Brad Bowen / Insights
05 May 2023
Last weekend I crewed for a 48km Kokoda Challenge team of which my daughter was a member. The team had trained over quite a few long runs with Mr Dean and they felt relatively confident that they could complete the challenge; but I knew that most of them wanted to win the School’s Challenge because for at least two of them it was their last chance. Many things can go wrong on the day, but due to good preparation and planning by the team as well as a slice of good fortune, all went well and they completed their goals. It has been wonderful to catch up with the team this week and note that they are all still on a high….especially Mr Dean!
It was wonderful to watch, as team after team, some with staff, some with parents, finished their Challenge, smiling and laughing, hugging and high fiving, happy with their success and acknowledging the combined efforts of the team. They were aware that what they had just achieved was quite special.
I write this as a reflection that hard work in preparation leads to a certain sort of satisfaction of having put true effort in, over a period of time, which results in positivity and a sense of fulfillment that I have witnessed this week from all participants.
On a similar vein and for those of you with Netflix, a show called The Alpinist has recently been released. It tells the true story of a shy, social media-averse and socially awkward Canadian, Marc-Andre Leclerc, who happened to have a knack for making solo free-climbing ascents look less stressful than a walk to the shops. Leclerc's climbing wasn't about the athletic activity, it wasn't about sport. It was about a commitment to adventure.
Leclerc stated: “When you’re in the mountains, with a mission, it’s like all of the superficialities of life just sort of evaporate, and you can often find yourself in a deeper state of mind, and that can stick with you for a while after a big climb. You appreciate everything so much…that you take for granted most of the time. It’s kind of funny. The actual achievement doesn’t really change your life, like you think it might, but what you’re left with is the journey that got you to that point. It’s like when you put so much planning and effort into achieving something and you reach something beautiful and stay there: then you appreciate the journey.”

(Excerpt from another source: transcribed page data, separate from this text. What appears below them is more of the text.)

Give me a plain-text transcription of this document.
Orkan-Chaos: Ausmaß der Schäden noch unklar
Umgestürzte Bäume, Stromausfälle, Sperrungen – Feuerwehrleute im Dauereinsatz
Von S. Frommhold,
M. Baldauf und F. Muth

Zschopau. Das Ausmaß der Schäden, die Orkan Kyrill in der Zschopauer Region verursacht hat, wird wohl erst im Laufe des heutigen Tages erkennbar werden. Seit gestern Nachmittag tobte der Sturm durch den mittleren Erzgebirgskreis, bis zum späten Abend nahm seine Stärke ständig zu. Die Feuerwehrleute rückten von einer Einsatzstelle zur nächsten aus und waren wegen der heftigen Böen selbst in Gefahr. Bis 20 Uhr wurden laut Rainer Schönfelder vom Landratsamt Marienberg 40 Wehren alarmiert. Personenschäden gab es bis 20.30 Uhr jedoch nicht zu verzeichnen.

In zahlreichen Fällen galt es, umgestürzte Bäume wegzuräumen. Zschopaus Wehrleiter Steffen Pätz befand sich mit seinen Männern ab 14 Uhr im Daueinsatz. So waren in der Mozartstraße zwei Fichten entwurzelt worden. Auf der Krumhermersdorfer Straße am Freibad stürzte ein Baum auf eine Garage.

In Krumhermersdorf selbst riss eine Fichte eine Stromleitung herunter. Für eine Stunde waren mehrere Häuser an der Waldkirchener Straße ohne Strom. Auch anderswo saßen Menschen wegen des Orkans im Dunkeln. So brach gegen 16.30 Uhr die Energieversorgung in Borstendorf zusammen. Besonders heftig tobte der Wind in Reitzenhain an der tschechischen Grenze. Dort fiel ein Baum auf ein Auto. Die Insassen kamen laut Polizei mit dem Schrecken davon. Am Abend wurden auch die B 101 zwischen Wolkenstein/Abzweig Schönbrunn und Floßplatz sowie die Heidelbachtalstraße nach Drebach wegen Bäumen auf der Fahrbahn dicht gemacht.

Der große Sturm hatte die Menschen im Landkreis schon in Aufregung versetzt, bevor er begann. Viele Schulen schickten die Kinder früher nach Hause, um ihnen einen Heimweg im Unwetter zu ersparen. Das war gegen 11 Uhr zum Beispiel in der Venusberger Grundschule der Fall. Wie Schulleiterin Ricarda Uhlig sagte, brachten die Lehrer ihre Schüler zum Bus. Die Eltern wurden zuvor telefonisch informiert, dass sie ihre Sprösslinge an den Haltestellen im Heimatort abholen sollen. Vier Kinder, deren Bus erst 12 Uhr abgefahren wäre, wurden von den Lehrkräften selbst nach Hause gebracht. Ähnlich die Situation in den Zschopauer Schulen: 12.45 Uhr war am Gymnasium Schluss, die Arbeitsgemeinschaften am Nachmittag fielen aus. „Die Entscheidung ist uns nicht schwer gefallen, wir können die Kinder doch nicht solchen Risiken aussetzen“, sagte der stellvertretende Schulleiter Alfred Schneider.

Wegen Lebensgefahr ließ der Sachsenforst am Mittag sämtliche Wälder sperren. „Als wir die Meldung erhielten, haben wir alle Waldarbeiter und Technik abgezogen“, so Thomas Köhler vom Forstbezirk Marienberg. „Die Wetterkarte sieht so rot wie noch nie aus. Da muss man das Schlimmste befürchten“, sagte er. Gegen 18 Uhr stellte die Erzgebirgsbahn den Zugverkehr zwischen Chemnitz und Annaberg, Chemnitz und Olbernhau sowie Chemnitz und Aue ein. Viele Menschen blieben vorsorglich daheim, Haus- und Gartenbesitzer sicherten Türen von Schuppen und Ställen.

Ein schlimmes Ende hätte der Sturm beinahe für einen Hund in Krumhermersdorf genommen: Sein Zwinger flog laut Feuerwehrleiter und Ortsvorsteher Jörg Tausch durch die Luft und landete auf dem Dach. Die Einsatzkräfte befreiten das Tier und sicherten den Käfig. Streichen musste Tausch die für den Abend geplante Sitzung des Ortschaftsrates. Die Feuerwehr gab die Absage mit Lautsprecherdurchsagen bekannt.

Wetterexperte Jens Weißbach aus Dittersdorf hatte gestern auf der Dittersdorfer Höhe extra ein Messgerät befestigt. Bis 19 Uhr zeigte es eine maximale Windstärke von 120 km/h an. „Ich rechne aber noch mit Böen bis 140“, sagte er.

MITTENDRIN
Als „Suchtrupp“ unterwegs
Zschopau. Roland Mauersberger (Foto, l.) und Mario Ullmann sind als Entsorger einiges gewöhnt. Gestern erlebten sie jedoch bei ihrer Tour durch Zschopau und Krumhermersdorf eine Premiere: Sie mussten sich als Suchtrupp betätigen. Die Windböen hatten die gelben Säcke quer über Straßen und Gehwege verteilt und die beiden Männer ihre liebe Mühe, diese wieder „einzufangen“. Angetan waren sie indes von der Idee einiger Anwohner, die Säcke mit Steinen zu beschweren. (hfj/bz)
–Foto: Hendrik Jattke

Marc-André Leclerc’s journey sadly ended – along with that of his climbing partner, Ryan Johnson – on 5 March, 2018, on the side of the Mendenhall Towers, just north of Juneau, Alaska, shortly after their completion of a new route on the north face. He was 25 years old.
Of course, the on-screen relationship with Leclerc is superficial – you can’t really claim to know him simply because you watched a documentary. Using his life as an example isn’t to say we should all start climbing actual mountains, of course, in no way am I encouraging this! But if this documentary does anything, then it is the realisation that we all have mountains of some shape or form in our lives, and maybe it’s time to start approaching them and appreciating the journey.
A young person needs to experience the satisfaction of truely owning the experience of working hard at something, putting in effort, planning and it stretching them beyond what they had imagined.
This is why at St Andrew’s we work hard to provide opportunities; opportunities that might be physically tough like the Kokoda Challenge, or opportunities that stretch their view of the world like our Service Learning trips, or our vast number of co-curricular opportunities which teach and stretch our students in countless other ways, and why we aim to celebrate that journey on every scale.
I encourage all our St Andrew's students to step out, experience and learn from life’s challenges. They may fail, things go wrong so often in life, but as they learn, support them in the journey and celebrate their successes.